Hace algo más de un año, Eric De Titta, egresado del Instituto María Reina de Remedios de Escalada e integrante del Proyecto Solidario de padrinazgo de escuelas rurales, luego de viajar a Corrientes y conocer a los chicos y la realidad en la que viven, sostuvo que “es una experiencia única, que hace falta vivirla para poder entender lo que representa”. Tiempo después, esta frase se revalida con la visita de los alumnos y maestros de la escuela Nº 1154 de Colonia Yatay, departamento de San Javier, provincia de Santa Fe.

Otra vez, la experiencia fue única para ambos lados. Por una parte, la mayoría de los viajantes nunca había conocido Capital Federal y Gran Buenos Aires. Y por otra parte, nosotros nunca habíamos tenido la oportunidad de recibirlos, de ser anfitriones, y de devolverle aunque sea algo de todo lo que ellos nos brindan cuando el viaje es en la dirección inversa.


Lograr que vinieran no fue tarea fácil. Fueron muchas las charlas en las que los profesores bonaerenses trataron de convencer a la directora y a los docentes santafesinos de que viniesen y comprobasen con sus propios ojos que la inseguridad, los asesinatos y la falta de respeto hacia el prójimo que los medios de comunicación nos muestran a diario sólo representan una pequeña porción de la realidad que se vive en la gran ciudad. Sin superar totalmente ese temor y tras numerosos trámites, la realización del viaje se confirmó.


Luego de esta confirmación, comenzaron los preparativos. La comida, las instalaciones donde dormir y las excursiones a realizar ocupaban la agenda de los jóvenes y los adultos del Proyecto Solidario. La fecha pautada se acercaba y la ansiedad y la expectativa eran cada vez mayores.


Y finalmente ese día llegó. La mañana del jueves 30 de octubre los chicos de Santa Fe pisaron las instalaciones del Instituto María Reina. Las reacciones fueron distintas. Lágrimas, de alegría en muchos casos, de un lado, y timidez ante lo desconocido del otro. Tras la presentación ante todo el alumnado y las autoridades del colegio bonaerense, los chicos santafesinos empezaron a entrar en confianza y a soltarse, con la ayuda de sus padrinos, con quienes compartieron el desayuno y la proyección de una presentación con fotos y videos que mostraban los viajes realizados a lo largo de los años.

Traslado en subte, visita a la cancha de Boca Juniors, almuerzo en el Parque Las Heras, juegos en el Alto Palermo, recorrido por el zoológico, paseo por Aeroparque y Costanera, participación en un programa de radio y caminata por Plaza de Mayo, Casa Rosada, Catedral Metropolitana y calle Florida fueron las actividades y los lugares que hicieron y conocieron durante los tres días de estadía en Buenos Aires. Ver cosas que solamente habían podido observar a través de un televisor les provocó una enorme sorpresa, aunque la alegría no la perdieron en ningún momento. Por las noches, se dedicaron a descansar y a recuperar energías.
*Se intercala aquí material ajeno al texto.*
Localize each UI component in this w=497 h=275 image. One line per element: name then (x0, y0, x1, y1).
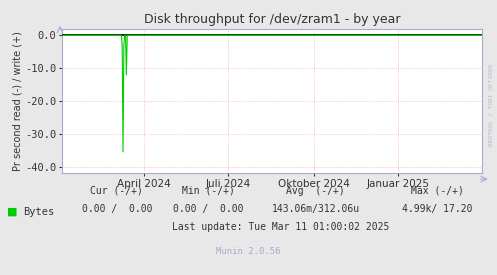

Pero la noche del sábado fue diferente. Aproximadamente 50 padrinos, entre egresados y alumnos, se acercaron a pasar con ellos las últimas horas antes de su regreso. Compartieron juegos, cena y fogón, entre sonrisas, abrazos y besos.


El domingo por la mañana llegó el momento de la despedida, ese momento que todos queríamos evitar pero que sabíamos que era inevitable. El llanto se adueño de la escena, con sensaciones encontradas de tristeza por la partida y de alegría por la visita. El micro aceleró y los corazones parecieron frenarse por algunos instantes. Después de las descargas emocionales, todo se fue encaminando a su curso normal.

En alrededor de nueve años de historia, el Proyecto Solidario nunca había recibido a chicos de uno de los colegios apadrinados. El objetivo se cumplió con creces, gracias a la colaboración de padres, alumnos y profesores que ayudaron en gran medida.


Concluyendo con las últimas tareas, en una charla bajo el incipiente sol dominguero, coincidimos en que los ahijados son como las estrellas: aunque no los veamos sabemos que están y cuando los vemos disfrutamos de ellos y nos dan una alegría.